No, more naked ambition, and a lot more cunning would have made sense. And it would have been much easier if the Jedi and even the Republic weren't painted so well.

We learn of the Jedi from Obiwan and Yoda, its last two members. There's no reason that their version should not have been shown to be as distorted as their lie that Vader killed Anakin. I would have loved to have seen a much more morally ambiguous Jedi. They had great power, they should have been a bit or even a lot corrupt. The Jedi's own lack of corruption made them boring. Look at Samuel L. Jackson in a Tarantino flick and compare him to Mace Windu. Windu is one-dimensional, and we know the actor is capable of more.

Thousands of systems were leaving the Republic, and we're never told more than hints as to why, other than the manipulation of Darth Sidious. I barely understand why succession is something that deserves military response within nations, but it makes no sense if whole planets don't want to be part of a just government for it to go and force them to stay in. Tyrants usually arise because people feel they were a better choice than what came before. So why not make the Republic more evil, and the Jedi more corrupt. Then Vader's fall makes a lot more sense. Then throw in the mind control to take him to the next level of slaughtering innocent children coldly.

Of course the Jedi are arrogant. It seems crazy that they would accept this freshly delivered Clone Army that arrives just when they need it, ordered by a dead Jedi who told them nothing about it, cloned from a bounty hunter working for the Sith. Hello? Yes, they needed the soldiers to save them in the arena, but after that, they should have been freed. The immorality of this cloned army is staggering. That the Jedi agreed to lead it makes no sense. Moral as they claim to be, it would have been better to allow succession than to use it -- even without worries about secret agendas and hidden orders.

This would have been a good moral question to play with. The Jedi should have fallen for this arrogance and abandonment of principles.

Lucas didn't use my ending, but his ending was also good. I proposed that the best ending line would be "Did you hear that, they've shut down the main reactor? We're doomed!" which is the first line of the original movie. Tradition in serials was each episode showed a bit of the start of the next. The recreation of that scene (perhaps even a bit further to the never directly seen recording of "Help me Obiwan Kenobi, you're my only hope") would have left the audience cheering at the end. But the recreation of the double-sun scene was also powerful.

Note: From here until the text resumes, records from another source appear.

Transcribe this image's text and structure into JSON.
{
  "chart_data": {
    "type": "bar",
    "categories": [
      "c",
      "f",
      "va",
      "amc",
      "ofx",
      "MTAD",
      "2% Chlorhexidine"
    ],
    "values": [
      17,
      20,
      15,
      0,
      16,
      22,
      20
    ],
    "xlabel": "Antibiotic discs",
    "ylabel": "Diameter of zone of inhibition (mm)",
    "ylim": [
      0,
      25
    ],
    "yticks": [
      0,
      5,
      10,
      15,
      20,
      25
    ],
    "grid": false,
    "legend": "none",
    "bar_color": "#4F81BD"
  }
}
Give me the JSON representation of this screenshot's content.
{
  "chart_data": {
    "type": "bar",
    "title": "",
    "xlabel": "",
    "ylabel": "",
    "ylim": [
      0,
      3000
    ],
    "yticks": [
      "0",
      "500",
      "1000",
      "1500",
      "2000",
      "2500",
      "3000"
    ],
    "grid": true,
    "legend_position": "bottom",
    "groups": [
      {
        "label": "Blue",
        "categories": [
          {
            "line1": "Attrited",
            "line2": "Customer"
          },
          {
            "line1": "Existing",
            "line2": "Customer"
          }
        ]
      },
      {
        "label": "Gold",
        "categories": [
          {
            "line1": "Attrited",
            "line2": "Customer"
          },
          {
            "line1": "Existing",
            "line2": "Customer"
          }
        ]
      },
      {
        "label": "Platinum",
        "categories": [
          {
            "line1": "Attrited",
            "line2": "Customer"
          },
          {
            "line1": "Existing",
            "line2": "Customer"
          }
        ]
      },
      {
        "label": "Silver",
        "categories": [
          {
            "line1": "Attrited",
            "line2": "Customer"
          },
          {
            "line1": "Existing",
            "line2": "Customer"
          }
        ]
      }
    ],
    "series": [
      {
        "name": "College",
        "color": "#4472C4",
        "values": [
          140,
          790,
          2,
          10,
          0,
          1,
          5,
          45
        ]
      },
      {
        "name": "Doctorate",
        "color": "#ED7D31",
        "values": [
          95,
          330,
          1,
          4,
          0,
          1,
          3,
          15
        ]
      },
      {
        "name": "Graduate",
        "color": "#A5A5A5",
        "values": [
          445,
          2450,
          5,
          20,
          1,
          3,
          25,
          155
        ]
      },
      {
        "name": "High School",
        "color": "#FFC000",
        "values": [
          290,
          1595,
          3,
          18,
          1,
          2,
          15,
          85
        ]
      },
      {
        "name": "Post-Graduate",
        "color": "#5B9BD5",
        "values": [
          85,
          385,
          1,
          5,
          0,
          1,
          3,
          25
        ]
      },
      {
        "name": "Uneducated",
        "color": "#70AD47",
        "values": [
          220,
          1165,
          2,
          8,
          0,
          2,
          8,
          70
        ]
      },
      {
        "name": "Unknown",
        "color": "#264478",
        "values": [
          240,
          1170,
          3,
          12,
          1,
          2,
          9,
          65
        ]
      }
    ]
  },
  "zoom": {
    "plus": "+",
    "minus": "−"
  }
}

Of course, these movies were full of giant plot holes. We started in Episode 1 with the entire plot hinging on Qui-Gonn's inability, even with Jedi powers, to convince somebody on the entire planet of Tatooine to do some currency exchange with Republic credits. On a planet full of black markets! And many more like it. But these complaints above are not simply about plot holes, but about missed opportunities to do an even better story.